Liège´s industrial bourgeoisie dominated the economic and political landscape and demanded housing worthy of its status: homes equipped with the latest innovations, such as electricity and gas, and, above all, that symbolised modernity, progress and success. Victor Horta and Paul Hankar revolutionised traditional architectural practices in Brussels by promoting and demanding the use of glass, concrete or metal, materials that were usually reserved for major engineering constructions.
There was a rethinking of the spatial organisation of 19th-century homes, in which rooms were positioned in a row. Horta´s modular spaces around an inner courtyard challenged both the art of building and the concept of a bourgeois dwelling. The specific decorative repertoire of historical styles (Gothic, neo-Renaissance...) was gradually abandoned and new forms based on the plant world appeared. Art Nouveau was born.
Alongside Gustave Serrurier-Bovy, who was mainly active in the field of decorative arts, the architectural vanguard in Liège was dominated by Paul Comblen and Paul Jaspar, who were deeply influenced by the teachings of Paul Hankar.

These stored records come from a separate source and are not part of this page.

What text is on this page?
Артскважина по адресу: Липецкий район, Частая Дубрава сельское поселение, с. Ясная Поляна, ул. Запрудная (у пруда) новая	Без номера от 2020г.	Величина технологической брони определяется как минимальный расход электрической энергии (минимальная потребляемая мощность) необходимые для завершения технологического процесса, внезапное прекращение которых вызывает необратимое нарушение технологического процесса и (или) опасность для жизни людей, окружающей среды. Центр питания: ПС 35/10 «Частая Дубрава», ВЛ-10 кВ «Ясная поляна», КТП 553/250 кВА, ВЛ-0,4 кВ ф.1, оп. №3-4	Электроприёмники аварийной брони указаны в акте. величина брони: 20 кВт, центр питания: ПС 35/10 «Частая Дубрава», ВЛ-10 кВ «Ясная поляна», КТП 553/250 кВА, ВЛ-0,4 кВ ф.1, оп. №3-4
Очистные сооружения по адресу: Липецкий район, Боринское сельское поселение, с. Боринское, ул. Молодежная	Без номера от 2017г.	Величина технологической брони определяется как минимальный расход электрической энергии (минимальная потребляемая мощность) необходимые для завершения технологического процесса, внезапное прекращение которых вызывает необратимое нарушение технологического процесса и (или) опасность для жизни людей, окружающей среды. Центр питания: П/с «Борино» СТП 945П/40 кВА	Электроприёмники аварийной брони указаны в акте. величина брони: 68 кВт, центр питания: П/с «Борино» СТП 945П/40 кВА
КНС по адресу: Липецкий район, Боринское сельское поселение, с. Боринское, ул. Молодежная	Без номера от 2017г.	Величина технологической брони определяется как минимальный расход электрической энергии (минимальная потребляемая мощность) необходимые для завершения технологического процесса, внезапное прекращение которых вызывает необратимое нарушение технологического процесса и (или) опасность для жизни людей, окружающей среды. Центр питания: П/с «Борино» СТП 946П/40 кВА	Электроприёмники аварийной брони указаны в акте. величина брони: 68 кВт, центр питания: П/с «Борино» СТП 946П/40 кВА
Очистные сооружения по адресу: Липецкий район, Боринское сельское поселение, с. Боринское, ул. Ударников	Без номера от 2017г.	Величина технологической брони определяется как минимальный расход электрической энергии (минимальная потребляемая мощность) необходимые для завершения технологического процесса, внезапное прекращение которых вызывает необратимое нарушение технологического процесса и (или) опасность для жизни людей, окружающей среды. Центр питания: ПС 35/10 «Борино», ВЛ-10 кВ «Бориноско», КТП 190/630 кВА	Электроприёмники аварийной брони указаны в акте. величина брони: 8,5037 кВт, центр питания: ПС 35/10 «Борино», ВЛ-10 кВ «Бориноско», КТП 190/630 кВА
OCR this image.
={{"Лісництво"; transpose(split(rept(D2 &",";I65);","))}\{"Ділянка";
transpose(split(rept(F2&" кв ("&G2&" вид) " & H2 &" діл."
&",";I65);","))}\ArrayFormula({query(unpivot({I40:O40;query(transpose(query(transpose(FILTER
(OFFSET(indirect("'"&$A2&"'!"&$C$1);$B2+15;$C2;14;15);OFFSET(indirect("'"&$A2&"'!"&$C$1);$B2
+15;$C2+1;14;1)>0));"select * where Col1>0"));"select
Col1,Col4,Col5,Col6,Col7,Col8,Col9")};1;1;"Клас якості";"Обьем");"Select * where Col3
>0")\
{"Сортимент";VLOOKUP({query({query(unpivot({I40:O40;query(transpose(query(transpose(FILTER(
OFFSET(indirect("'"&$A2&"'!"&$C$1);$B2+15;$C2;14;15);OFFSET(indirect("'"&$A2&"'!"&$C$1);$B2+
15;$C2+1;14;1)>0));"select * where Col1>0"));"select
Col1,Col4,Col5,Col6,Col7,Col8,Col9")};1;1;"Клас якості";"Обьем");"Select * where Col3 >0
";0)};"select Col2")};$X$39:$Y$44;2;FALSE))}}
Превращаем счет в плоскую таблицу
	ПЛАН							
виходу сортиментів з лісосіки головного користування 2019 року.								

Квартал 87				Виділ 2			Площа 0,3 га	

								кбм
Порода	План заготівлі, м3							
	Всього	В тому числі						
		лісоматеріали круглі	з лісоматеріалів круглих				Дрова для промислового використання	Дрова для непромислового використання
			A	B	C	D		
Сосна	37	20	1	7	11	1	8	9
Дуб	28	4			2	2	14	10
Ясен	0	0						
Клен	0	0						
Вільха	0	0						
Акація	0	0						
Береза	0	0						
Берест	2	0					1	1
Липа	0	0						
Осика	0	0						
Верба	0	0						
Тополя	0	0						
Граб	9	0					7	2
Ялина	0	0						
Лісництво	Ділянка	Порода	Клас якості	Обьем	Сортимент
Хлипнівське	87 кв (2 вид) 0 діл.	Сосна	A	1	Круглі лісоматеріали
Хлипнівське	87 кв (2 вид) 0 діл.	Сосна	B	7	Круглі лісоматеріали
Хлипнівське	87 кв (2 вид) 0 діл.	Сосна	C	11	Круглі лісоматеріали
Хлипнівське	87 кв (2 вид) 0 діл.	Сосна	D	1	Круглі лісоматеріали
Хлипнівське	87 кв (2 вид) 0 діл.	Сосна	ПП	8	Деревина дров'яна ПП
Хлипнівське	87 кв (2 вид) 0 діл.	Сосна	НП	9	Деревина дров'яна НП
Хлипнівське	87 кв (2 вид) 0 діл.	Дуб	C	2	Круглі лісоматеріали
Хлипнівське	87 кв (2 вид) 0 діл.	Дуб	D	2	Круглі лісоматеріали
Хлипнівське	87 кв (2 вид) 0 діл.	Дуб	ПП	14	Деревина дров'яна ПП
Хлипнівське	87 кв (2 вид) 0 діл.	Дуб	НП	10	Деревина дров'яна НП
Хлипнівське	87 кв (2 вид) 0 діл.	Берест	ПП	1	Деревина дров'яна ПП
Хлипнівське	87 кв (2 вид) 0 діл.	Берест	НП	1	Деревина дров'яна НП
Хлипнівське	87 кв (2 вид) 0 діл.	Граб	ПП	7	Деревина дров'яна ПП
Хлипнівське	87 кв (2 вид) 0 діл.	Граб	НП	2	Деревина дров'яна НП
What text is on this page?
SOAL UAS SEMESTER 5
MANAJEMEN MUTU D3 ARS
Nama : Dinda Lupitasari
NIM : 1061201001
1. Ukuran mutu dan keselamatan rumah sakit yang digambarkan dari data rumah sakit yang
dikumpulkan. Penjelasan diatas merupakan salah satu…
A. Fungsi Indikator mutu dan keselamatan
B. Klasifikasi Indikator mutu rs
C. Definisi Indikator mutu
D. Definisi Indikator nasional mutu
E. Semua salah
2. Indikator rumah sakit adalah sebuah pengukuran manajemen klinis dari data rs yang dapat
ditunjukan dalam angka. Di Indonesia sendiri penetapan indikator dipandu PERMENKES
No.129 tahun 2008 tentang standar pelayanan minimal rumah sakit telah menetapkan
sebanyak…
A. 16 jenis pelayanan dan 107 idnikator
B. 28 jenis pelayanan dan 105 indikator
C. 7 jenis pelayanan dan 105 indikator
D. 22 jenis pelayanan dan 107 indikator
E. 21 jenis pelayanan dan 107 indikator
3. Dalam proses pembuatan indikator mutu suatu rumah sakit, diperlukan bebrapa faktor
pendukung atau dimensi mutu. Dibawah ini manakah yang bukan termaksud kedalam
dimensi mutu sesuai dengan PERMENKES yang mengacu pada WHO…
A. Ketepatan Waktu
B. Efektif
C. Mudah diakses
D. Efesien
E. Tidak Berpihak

Sensitive to the organic influence of Art Nouveau, Paul Comblen was a strong adherent of "total art". The more prolific Paul Jaspar was the founder of a new concept in architecture based on the precepts of Hankar and a pictorial interpretation of the Mosan style, which would be dubbed "Old-Liège" in the Universal Exhibition of 1905. This close link between modernity and tradition endowed Art Nouveau in Liège with its distinctive character. More than a personal vocabulary, Jaspar created a "school", while his followers, including Victor Rogister or Clément Pirnay, applied his precepts.
Art Nouveau quickly became fashionable and transcended closed coteries of the avant-garde. Modern decorative repertoire was combined according to individual tastes. More so than Jaspar, Joseph Nusbaum mixed Art Nouveau and "Old-Liege", while Maurice Devignée associated it with historical styles. If the permanence of tradition is one of the features of Art Nouveau in Liège, the importance of decorative sculptures on façades was undoubtedly another. These were female heads with undulating hair that recalled Belle Époque posters and enlivened many buildings.
Art Nouveau in Liège reflected its bourgeois, progressive and tradition-based clientele. The movement had an ephemeral existence, barely 15 years, but its success on the banks of the Meuse, despite many demolitions, continues to define its urban landscape today.